Unit 3: Creating Media For Flipping

• This unit focuses on being hands-on with the tools used in Flipping the classroom

Learning Tasks:

-The learner will follow the posted links to websites where these tools are available -The learner will download any necessary software -The learner will sign up for any necessary online accounts -The learner will follow one of the posted tutorials for creating a Flipped lesson -The learner will create media for the “home” portion of their flipped lesson (what their students will learn while at home)

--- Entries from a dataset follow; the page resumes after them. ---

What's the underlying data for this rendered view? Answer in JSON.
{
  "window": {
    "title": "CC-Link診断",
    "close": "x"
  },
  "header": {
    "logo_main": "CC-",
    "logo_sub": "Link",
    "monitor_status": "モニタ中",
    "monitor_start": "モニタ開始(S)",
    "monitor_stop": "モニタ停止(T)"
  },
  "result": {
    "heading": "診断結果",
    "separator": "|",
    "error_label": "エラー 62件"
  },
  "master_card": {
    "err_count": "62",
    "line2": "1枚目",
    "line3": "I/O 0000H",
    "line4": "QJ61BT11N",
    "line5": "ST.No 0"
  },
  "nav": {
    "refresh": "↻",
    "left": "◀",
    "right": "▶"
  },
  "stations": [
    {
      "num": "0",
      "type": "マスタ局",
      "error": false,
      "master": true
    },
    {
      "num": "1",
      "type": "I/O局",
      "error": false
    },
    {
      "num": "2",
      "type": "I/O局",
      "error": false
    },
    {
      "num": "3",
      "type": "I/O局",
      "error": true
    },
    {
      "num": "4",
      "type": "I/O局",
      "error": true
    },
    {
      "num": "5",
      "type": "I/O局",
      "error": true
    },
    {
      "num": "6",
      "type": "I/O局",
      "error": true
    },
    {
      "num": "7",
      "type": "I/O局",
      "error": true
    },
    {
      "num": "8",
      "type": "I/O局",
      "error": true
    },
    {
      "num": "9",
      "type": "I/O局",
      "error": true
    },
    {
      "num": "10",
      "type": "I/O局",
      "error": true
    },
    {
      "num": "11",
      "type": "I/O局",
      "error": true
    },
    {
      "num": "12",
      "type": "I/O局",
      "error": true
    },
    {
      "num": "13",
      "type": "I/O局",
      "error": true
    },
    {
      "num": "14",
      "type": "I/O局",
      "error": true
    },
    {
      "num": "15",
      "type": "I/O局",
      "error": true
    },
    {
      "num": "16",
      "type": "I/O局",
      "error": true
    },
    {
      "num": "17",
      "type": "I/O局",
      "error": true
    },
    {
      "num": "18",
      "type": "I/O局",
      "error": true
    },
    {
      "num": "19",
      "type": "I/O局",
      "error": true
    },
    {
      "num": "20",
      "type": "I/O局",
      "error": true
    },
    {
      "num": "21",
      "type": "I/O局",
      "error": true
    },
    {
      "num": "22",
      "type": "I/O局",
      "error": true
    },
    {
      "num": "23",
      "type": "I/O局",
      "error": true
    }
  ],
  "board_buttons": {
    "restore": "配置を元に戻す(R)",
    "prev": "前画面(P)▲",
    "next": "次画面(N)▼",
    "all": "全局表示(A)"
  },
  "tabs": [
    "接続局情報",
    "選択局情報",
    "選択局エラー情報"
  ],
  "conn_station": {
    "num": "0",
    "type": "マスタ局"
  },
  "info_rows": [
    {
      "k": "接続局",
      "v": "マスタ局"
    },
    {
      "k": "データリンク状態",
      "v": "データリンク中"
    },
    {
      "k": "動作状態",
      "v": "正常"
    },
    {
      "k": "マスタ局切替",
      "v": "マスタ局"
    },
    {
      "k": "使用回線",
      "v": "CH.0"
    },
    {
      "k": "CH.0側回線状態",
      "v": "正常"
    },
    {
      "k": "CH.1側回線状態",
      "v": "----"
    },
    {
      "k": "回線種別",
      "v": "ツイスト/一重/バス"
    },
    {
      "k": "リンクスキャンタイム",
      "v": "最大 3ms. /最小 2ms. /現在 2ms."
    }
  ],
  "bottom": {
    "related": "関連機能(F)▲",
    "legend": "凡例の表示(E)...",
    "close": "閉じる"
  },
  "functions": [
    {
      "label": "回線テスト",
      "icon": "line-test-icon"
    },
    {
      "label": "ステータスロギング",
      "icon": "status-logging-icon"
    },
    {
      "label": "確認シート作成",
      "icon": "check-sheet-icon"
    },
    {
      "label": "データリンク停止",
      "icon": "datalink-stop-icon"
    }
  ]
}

Unit 4: Developing a Lesson Plan

• Choosing at least two of the Flipping tools, teachers will create an entire lesson plan for a Flipped Classroom

Tasks include:

-Writing a short outline of what the learner hopes for students to achieve at home. -Writing a short outline of what the learner hopes for students to achieve in the classroom portion of the lessons. -Use at least two tools for flipping (ex. web hosting and video sharing), and create Flipped lesson using these tools -Writing a traditional lesson plan for the in-classroom portion of our Flipped lesson

Curriculum Map

Unit 1: What is the Flipped Classroom

• Read a small synopsis of what it means to “Flip” the classroom

• Read short paragraph on the potential benefits of Flipping the classroom

• View short video on Flipping the classroom, video will show different ways in which teachers have incorported the classroom Flip

• Reflect on the information found in Unit 1, and write a short overview of what was learned in Unit 1

Unit 2: Tools used in Flipping The Classroom

• Read about 5 tools available for Flipping

• Follow the provided web links to learn more about each tool.

• Follow links to videos for more technical about how each tool works (what one needs to do to make it work)

• Watch additional videos that demonstrate effective use of this tool in the classroom

Unit 3: Creating Media For Flipping

• Download, install or use any of the Flipping tools listed in this Unit

• Sign up for any necessary online accounts (youtube, snag it, etc)

• Follow posted tutorial on how to use these tools in order to create a “Flipped” Lesson

• Use at least one of these tools to create Media the home portion of your Flipped lesson (e.g. a video that students watch at home)

Unit 4: Developing a Lesson Plan

• Write an outlines of the learning objectives for your students. There will be two outlines:

a) Learning objectives for at-home lesson

b) Learning objectives for in-class activity

• Create a lesson plan for the at-home portion of the lesson, and use at least two Flipping tools to deliver your lesson (e.g. screen capture and video sharing)

• Create a traditional lesson plan for the in-class portion of your Flipped lesson (in-class activity, project, etc.)

• Write a short reflection: Which of your other lessons would also benefit from “Flipping”? (Why/How?)